Bird’s career spanned more than two decades, and her 19 seasons as an active player (not counting two missed due to injury) match Anthony despite the WNBA’s rules requiring Bird to play four seasons at UConn before being drafted No. 1 overall in 2002. Bird led the Seattle Storm to the last of their four championships with her playing point guard at in 2020. She remained an elite player into her 40s.
The WNBA’s all-time leader in assists, Bird also finished first in games played, minutes and All-Star appearances (13, a total affected only by the WNBA often foregoing All-Star Games during years featuring international competitions). Fowles, meanwhile, was the league’s all-time rebounding leader when she retired before being passed by Tina Charles last year.
As I noted back in April, there’s no question this is the greatest class of women’s basketball players ever to enter the Hall. The closest precedents were 2021, when a pair of MVPs (Yolanda Griffith and Bird’s long-time Seattle teammate Lauren Jackson) went in together, and pre-WNBA duos in 1993 (Ann Meyers and Soviet star Uljana Semjonova) and 1995 (Anne Donovan and Cheryl Miller).
With the WNBA on the rise, we should eventually see larger classes become the norm. For now, however, the class of 2025 stands alone in terms of WNBA accomplishments.
Shared Olympic legacy
There’s a point of overlap between this year’s NBA and WNBA classes, and their Olympic gold medals. All five players won at least one gold, and Bird (five), Fowles (four) and Anthony (three) are all among the most decorated basketball players ever in Olympic play.

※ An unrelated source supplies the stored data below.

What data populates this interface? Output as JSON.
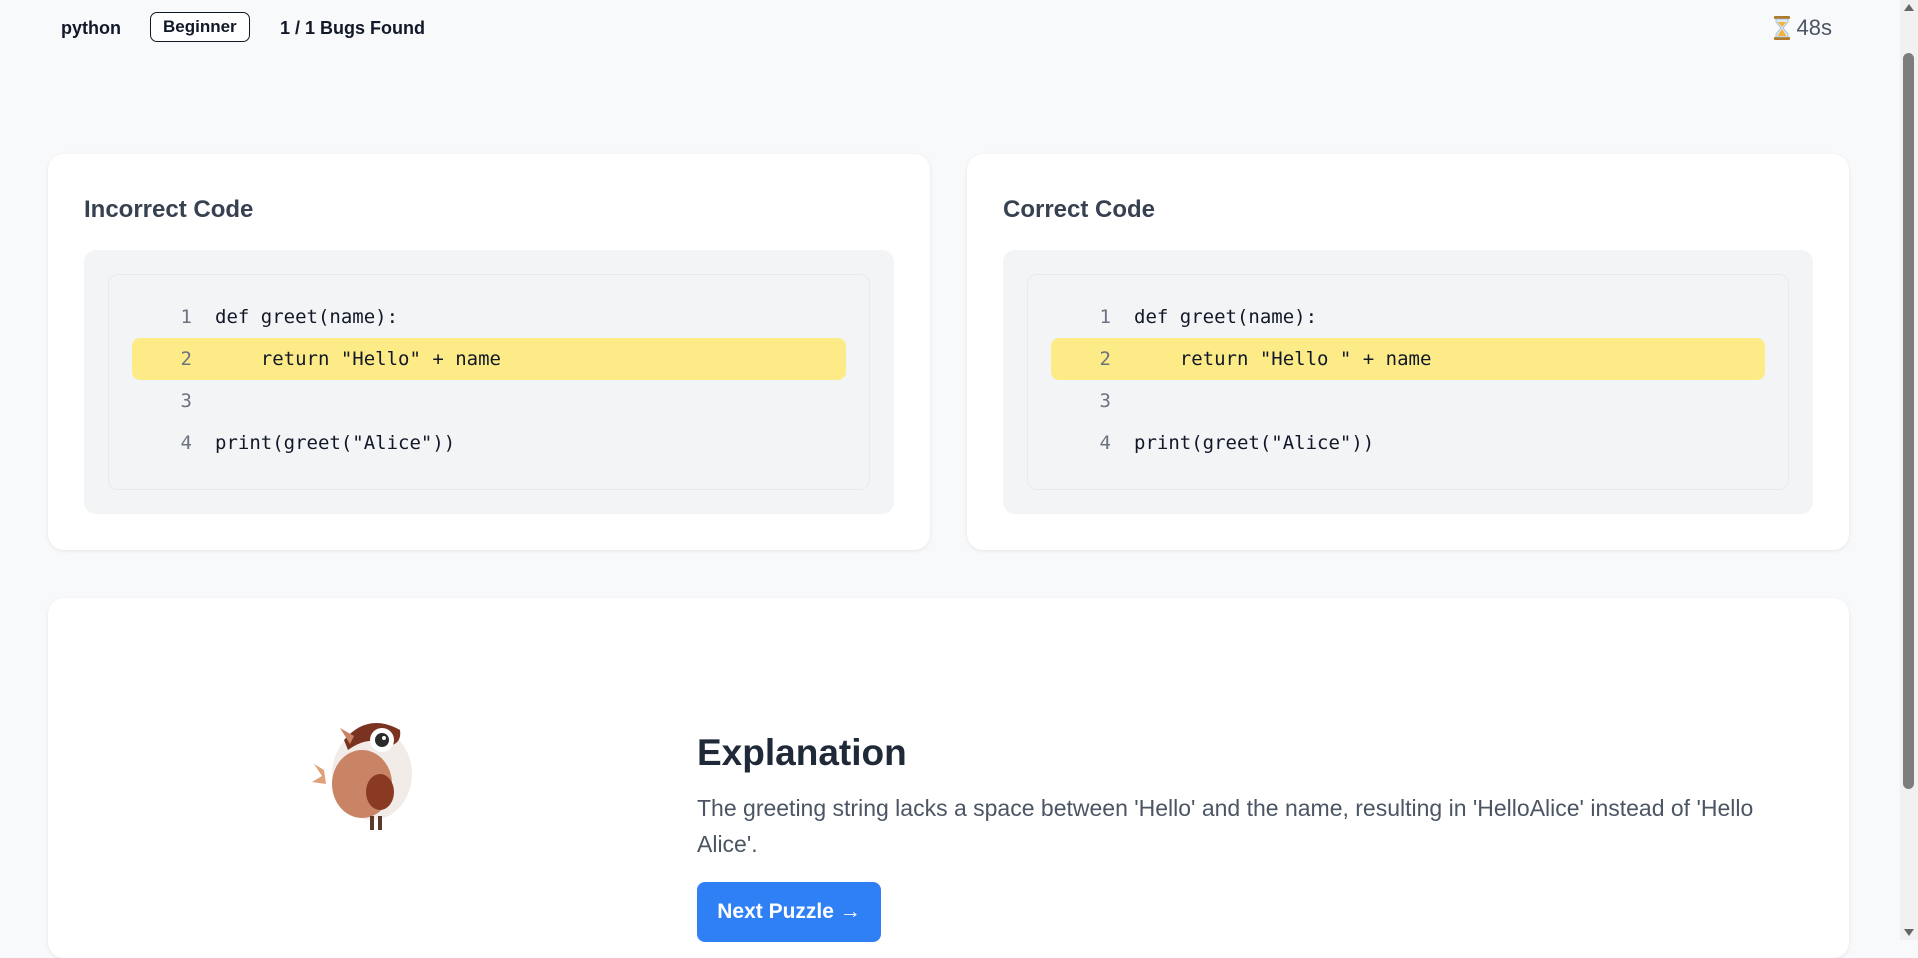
{
  "header": {
    "language": "python",
    "level": "Beginner",
    "bugs_found": "1 / 1 Bugs Found",
    "timer": "48s",
    "timer_icon": "hourglass-icon"
  },
  "incorrect": {
    "title": "Incorrect Code",
    "lines": [
      {
        "num": "1",
        "code": "def greet(name):"
      },
      {
        "num": "2",
        "code": "    return \"Hello\" + name"
      },
      {
        "num": "3",
        "code": ""
      },
      {
        "num": "4",
        "code": "print(greet(\"Alice\"))"
      }
    ],
    "highlight_line": 2
  },
  "correct": {
    "title": "Correct Code",
    "lines": [
      {
        "num": "1",
        "code": "def greet(name):"
      },
      {
        "num": "2",
        "code": "    return \"Hello \" + name"
      },
      {
        "num": "3",
        "code": ""
      },
      {
        "num": "4",
        "code": "print(greet(\"Alice\"))"
      }
    ],
    "highlight_line": 2
  },
  "explanation": {
    "title": "Explanation",
    "text": "The greeting string lacks a space between 'Hello' and the name, resulting in 'HelloAlice' instead of 'Hello Alice'.",
    "next_button": "Next Puzzle →",
    "mascot_icon": "bird-mascot-icon"
  },
  "colors": {
    "accent": "#2f80f5",
    "highlight": "#fdeb87",
    "background": "#f8f9fb"
  }
}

Only longtime teammate Diana Taurasi’s six gold medals surpass Bird’s total, and on the men’s side, “Olympic Melo” shares second place with LeBron James, trailing Kevin Durant‘s four gold medals.
In fact, Anthony and Howard are being honored by the Hall twice this year. Both will go in as part of the 2008 USA Basketball “redeem team” that won gold in Beijing after falling short in 2004 in Athens (Anthony’s first Olympics) and the previous two FIBA Basketball World Cups. Bird and Fowles were also gold medalists in 2008, while Moore joined them in 2012 and 2016.
None of this year’s five honorees needed their Olympic success as part of their cases, but it strengthens the historic nature of the class.